Nous parlions au début du désir comme manque tel qu’il a été analysé par la psychanalyse et notamment par Freud. Selon Deleuze, le désir compris comme manque est aussi producteur, mais au lieu de produire le réel, il produit du fantasme. Le fantasme a notamment été décrit par Freud sous le terme allemand de Phantasie, qu’il invente lui-même, et qui est un compromis entre deux termes existants : phantasme (l’hallucination) et fantaisie (une grande capacité à imaginer). Or le fantasme est appréhendé comme une régulation psychique visant à assurer le bon fonctionnement de l’esprit. En d’autres termes, ne pas fantasmer peut être un symptôme de désordre mental. En revanche, passer du fantasme à la réalisation, ne pas faire la distinction entre le réel et l’imaginaire peut être là encore, le signe d’un désordre psychique. De ce point de vue, si désirer l’impossible paraît être normal, vouloir que l’impossible se réalise, c’est là proprement délirer, dissoner, se confronter à l’absurdité, à ce qui n’a pas de raison d’être.

C. Se conformer à ses désirs

On pourrait donc comme Jacques Lacan proposer une éthique du désir qui veillerait à vivre non pas selon ses désirs, mais en conformité avec eux. Cela signifie que les désirs ne sont pas là pour mener notre volonté, mais que notre volonté doit pouvoir tenir compte des désirs pour pouvoir avancer. Plus précisément, nos désirs étant constitutifs de notre personnalité, il ne d’agit pas de les mettre à l’écart, mais plutôt de voir en quoi ils sont compatibles ou non avec la réalité. En refusant d’assumer ses désirs, l’homme fait preuve de lâcheté et en ressent de la culpabilité. Dans la perspective psychanalytique, pour abandonner cette lâcheté et cette culpabilité, l’homme doit non pas faire comme si ces derniers n’existaient pas, mais rechercher la voie qui lui permettra de les assumer. Assumer ses désirs est en effet le premier pas vers une critique de ses désirs.

III. Critique du désir d’impossible

A. Changer ses désirs

Nous avons vu que le désir d’impossible était une dimension commune à tout homme et que ce genre de désir, loin d’être refoulé, devait être assumé sinon comme une phase primitive de l’esprit humain, du moins comme ce qui pouvait constituer le premier pas vers une critique de ses désirs. Il est évident en effet que certains de nos désirs sont plus légitimes que d’autres et que renoncer à faire la partition entre les désirs possibles et les désirs impossibles peut mener au relativisme, voire au nihilisme. Pour réaliser cette partition, mieux vaut suivre la troisième maxime énoncée par Descartes dans le Discours de la méthode : « changer ses désirs [plutôt] que l’ordre du monde ». Pour cela, les stoïciens ont proposé un habile partage entre d’une part, ce qui dépend de nous (nos pensées, nos jugements) et d’autre part, ce qui ne dépend pas de nous (les événements extérieurs). Par conséquent, les désirs possibles sont ceux que notre jugement et notre pensée peuvent nous aider à atteindre, et les désirs impossibles, ceux qui ont pour objet des événements sur lesquels l’on ne peut pas avoir d’emprise.
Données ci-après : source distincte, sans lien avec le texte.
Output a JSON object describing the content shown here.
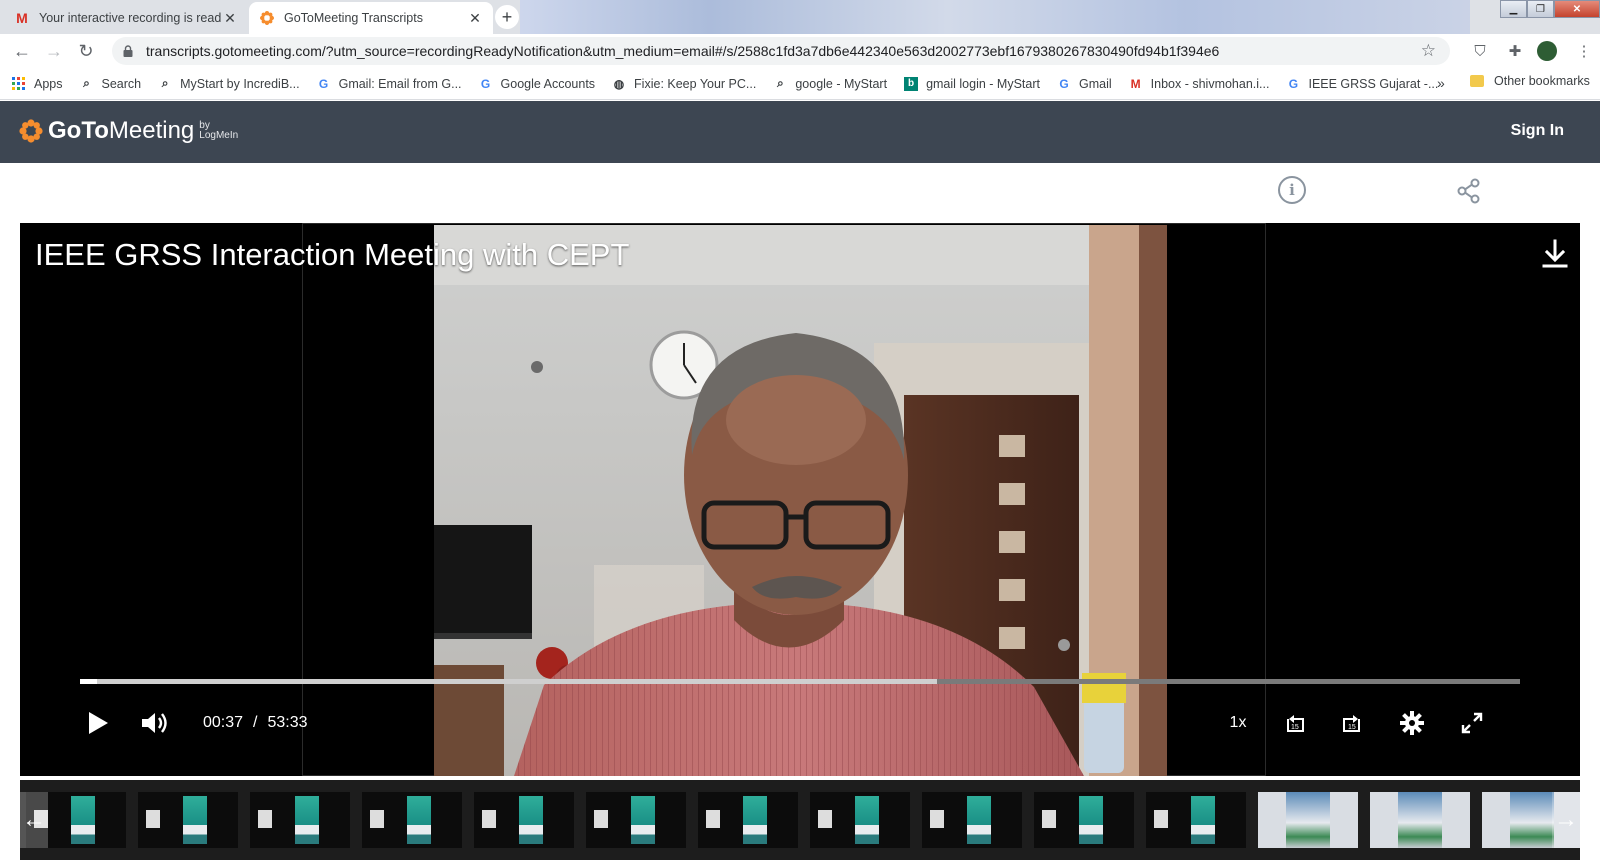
{
  "browser": {
    "tabs": [
      {
        "title": "Your interactive recording is read",
        "favicon": "gmail-icon",
        "active": false
      },
      {
        "title": "GoToMeeting Transcripts",
        "favicon": "gotomeeting-icon",
        "active": true
      }
    ],
    "new_tab": "+",
    "url": "transcripts.gotomeeting.com/?utm_source=recordingReadyNotification&utm_medium=email#/s/2588c1fd3a7db6e442340e563d2002773ebf1679380267830490fd94b1f394e6",
    "bookmarks": [
      {
        "label": "Apps",
        "icon": "apps-grid-icon"
      },
      {
        "label": "Search",
        "icon": "search-icon"
      },
      {
        "label": "MyStart by IncrediB...",
        "icon": "search-icon"
      },
      {
        "label": "Gmail: Email from G...",
        "icon": "google-icon"
      },
      {
        "label": "Google Accounts",
        "icon": "google-icon"
      },
      {
        "label": "Fixie: Keep Your PC...",
        "icon": "globe-icon"
      },
      {
        "label": "google - MyStart",
        "icon": "search-icon"
      },
      {
        "label": "gmail login - MyStart",
        "icon": "bing-icon"
      },
      {
        "label": "Gmail",
        "icon": "google-icon"
      },
      {
        "label": "Inbox - shivmohan.i...",
        "icon": "gmail-icon"
      },
      {
        "label": "IEEE GRSS Gujarat -...",
        "icon": "google-icon"
      }
    ],
    "bookmarks_more": "»",
    "other_bookmarks": "Other bookmarks"
  },
  "header": {
    "logo_goto": "GoTo",
    "logo_meeting": "Meeting",
    "logo_by_line1": "by",
    "logo_by_line2": "LogMeIn",
    "sign_in": "Sign In"
  },
  "icons_row": {
    "info": "i"
  },
  "player": {
    "title": "IEEE GRSS Interaction Meeting with CEPT",
    "current_time": "00:37",
    "separator": "/",
    "duration": "53:33",
    "speed": "1x",
    "rewind_label": "15",
    "forward_label": "15",
    "played_fraction": 0.0115,
    "buffered_fraction": 0.595
  },
  "filmstrip": {
    "thumbnails": [
      "screen",
      "screen",
      "screen",
      "screen",
      "screen",
      "screen",
      "screen",
      "screen",
      "screen",
      "screen",
      "screen",
      "photo",
      "photo",
      "photo"
    ],
    "prev": "←",
    "next": "→"
  },
  "colors": {
    "header_bg": "#3d4652",
    "accent_orange": "#f68d2e",
    "player_bg": "#000000"
  }
}
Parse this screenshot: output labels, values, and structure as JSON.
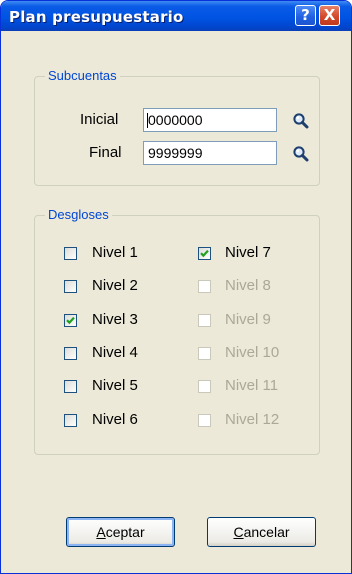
{
  "window": {
    "title": "Plan presupuestario",
    "help_glyph": "?",
    "close_glyph": "X"
  },
  "subcuentas": {
    "legend": "Subcuentas",
    "initial_label": "Inicial",
    "initial_value": "0000000",
    "final_label": "Final",
    "final_value": "9999999",
    "search_icon": "magnifier-icon"
  },
  "desgloses": {
    "legend": "Desgloses",
    "levels": [
      {
        "label": "Nivel 1",
        "checked": false,
        "enabled": true
      },
      {
        "label": "Nivel 2",
        "checked": false,
        "enabled": true
      },
      {
        "label": "Nivel 3",
        "checked": true,
        "enabled": true
      },
      {
        "label": "Nivel 4",
        "checked": false,
        "enabled": true
      },
      {
        "label": "Nivel 5",
        "checked": false,
        "enabled": true
      },
      {
        "label": "Nivel 6",
        "checked": false,
        "enabled": true
      },
      {
        "label": "Nivel 7",
        "checked": true,
        "enabled": true
      },
      {
        "label": "Nivel 8",
        "checked": false,
        "enabled": false
      },
      {
        "label": "Nivel 9",
        "checked": false,
        "enabled": false
      },
      {
        "label": "Nivel 10",
        "checked": false,
        "enabled": false
      },
      {
        "label": "Nivel 11",
        "checked": false,
        "enabled": false
      },
      {
        "label": "Nivel 12",
        "checked": false,
        "enabled": false
      }
    ]
  },
  "buttons": {
    "accept_mnemonic": "A",
    "accept_rest": "ceptar",
    "cancel_mnemonic": "C",
    "cancel_rest": "ancelar"
  },
  "colors": {
    "titlebar": "#0054E3",
    "dialog_bg": "#ECE9D8",
    "legend_text": "#0046D5",
    "checkmark": "#21A121",
    "disabled_text": "#ACA899",
    "close_button": "#D4492A"
  }
}
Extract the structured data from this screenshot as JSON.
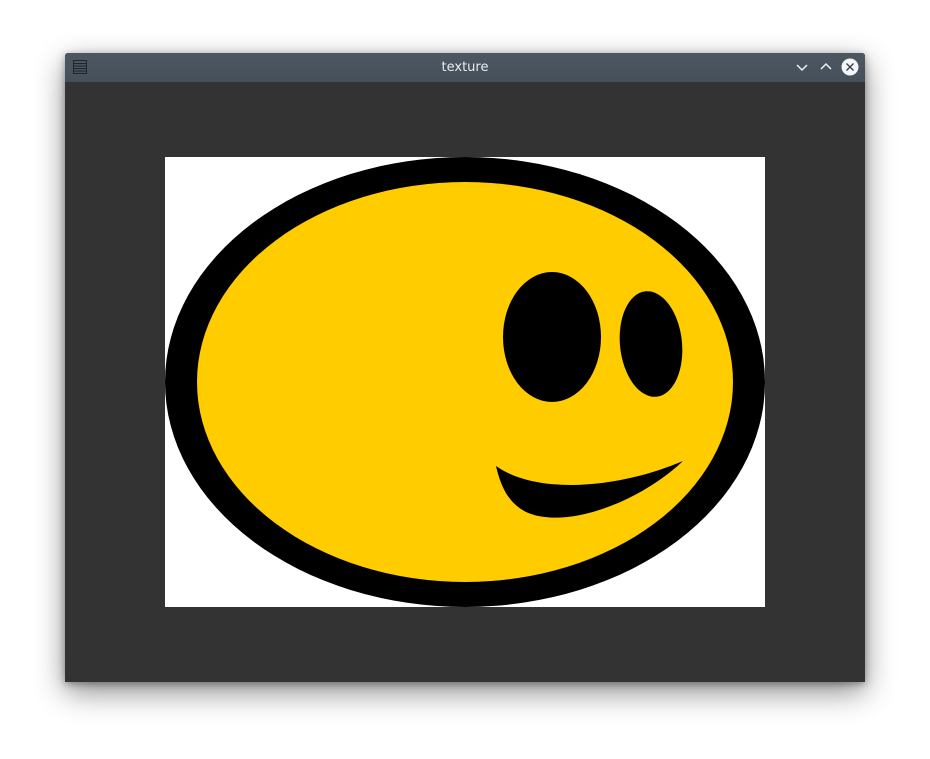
{
  "window": {
    "title": "texture"
  },
  "titlebar": {
    "menu_icon": "window-menu-icon",
    "minimize_icon": "chevron-down-icon",
    "maximize_icon": "chevron-up-icon",
    "close_icon": "close-icon"
  },
  "colors": {
    "background": "#333333",
    "titlebar": "#4a545e",
    "face_fill": "#ffcc00",
    "face_outline": "#000000",
    "texture_bg": "#ffffff"
  }
}
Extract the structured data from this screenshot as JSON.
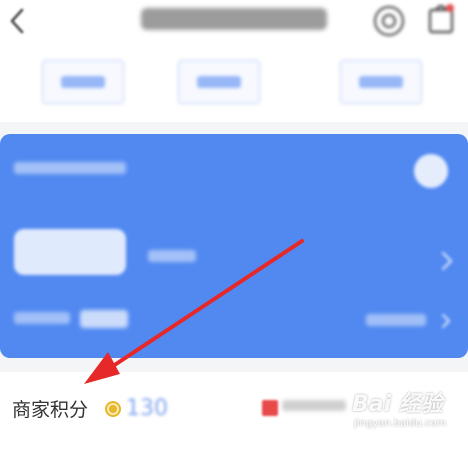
{
  "points": {
    "label": "商家积分",
    "value": "130"
  },
  "watermark": {
    "brand": "Bai 经验",
    "url": "jingyan.baidu.com"
  },
  "icons": {
    "back": "chevron-left-icon",
    "service": "headset-icon",
    "bag": "shopping-bag-icon",
    "coin": "coin-icon",
    "help": "question-circle-icon",
    "arrow": "chevron-right-icon"
  },
  "colors": {
    "card": "#5189f1",
    "accent": "#4a82f0",
    "annotation": "#e62828",
    "coin": "#e8b830"
  }
}
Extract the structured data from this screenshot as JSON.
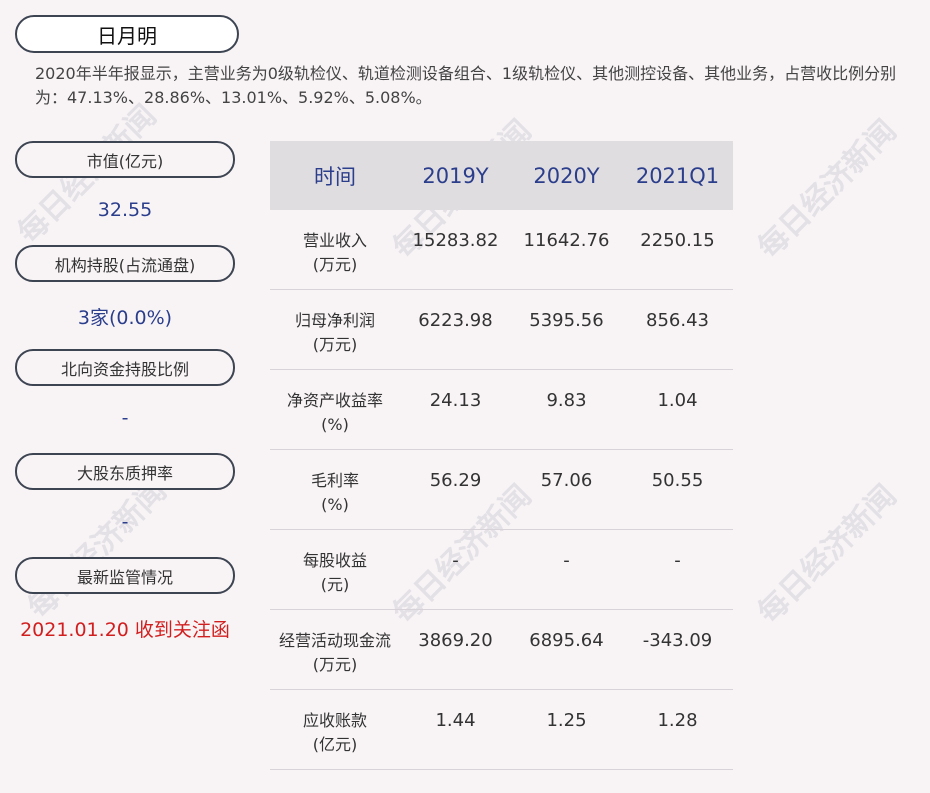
{
  "company": "日月明",
  "summary": "2020年半年报显示，主营业务为0级轨检仪、轨道检测设备组合、1级轨检仪、其他测控设备、其他业务，占营收比例分别为：47.13%、28.86%、13.01%、5.92%、5.08%。",
  "left": {
    "market_cap_label": "市值(亿元)",
    "market_cap_value": "32.55",
    "institution_label": "机构持股(占流通盘)",
    "institution_value": "3家(0.0%)",
    "northbound_label": "北向资金持股比例",
    "northbound_value": "-",
    "pledge_label": "大股东质押率",
    "pledge_value": "-",
    "regulation_label": "最新监管情况",
    "regulation_value": "2021.01.20 收到关注函"
  },
  "table": {
    "header": [
      "时间",
      "2019Y",
      "2020Y",
      "2021Q1"
    ],
    "rows": [
      {
        "label1": "营业收入",
        "label2": "(万元)",
        "values": [
          "15283.82",
          "11642.76",
          "2250.15"
        ]
      },
      {
        "label1": "归母净利润",
        "label2": "(万元)",
        "values": [
          "6223.98",
          "5395.56",
          "856.43"
        ]
      },
      {
        "label1": "净资产收益率",
        "label2": "(%)",
        "values": [
          "24.13",
          "9.83",
          "1.04"
        ]
      },
      {
        "label1": "毛利率",
        "label2": "(%)",
        "values": [
          "56.29",
          "57.06",
          "50.55"
        ]
      },
      {
        "label1": "每股收益",
        "label2": "(元)",
        "values": [
          "-",
          "-",
          "-"
        ]
      },
      {
        "label1": "经营活动现金流",
        "label2": "(万元)",
        "values": [
          "3869.20",
          "6895.64",
          "-343.09"
        ]
      },
      {
        "label1": "应收账款",
        "label2": "(亿元)",
        "values": [
          "1.44",
          "1.25",
          "1.28"
        ]
      }
    ]
  },
  "watermark": "每日经济新闻"
}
B. Désirer l’impossible : souffrance et lutte contre l’ennui

Désirer l’impossible peut en effet amener à souffrir. « Tout désir naît d’un manque, d’un état qui ne nous satisfait pas ; donc il est souffrance, tant qu’il n’est pas satisfait » écrit Schopenhauer dans Le monde comme volonté et comme représentation. Chercher donc à changer les désirs qui ne peuvent pas être satisfaits comme nous le conseille Descartes, est un moyen de s’éviter une souffrance inutile. Mais Schopenhauer nous met en garde : dans la satisfaction du désir amenant la cessation de cette souffrance, un ennemi plus obscur encore nous guette : l’ennui. « La vie donc oscille, comme un pendule, de droite à gauche, de la souffrance à l’ennui » conclut-il. Chercher à éradiquer les désirs impossibles à réaliser a priori, c’est donc quelque part se condamner à l'ennui d'une vie morne, terne, sans ambitions.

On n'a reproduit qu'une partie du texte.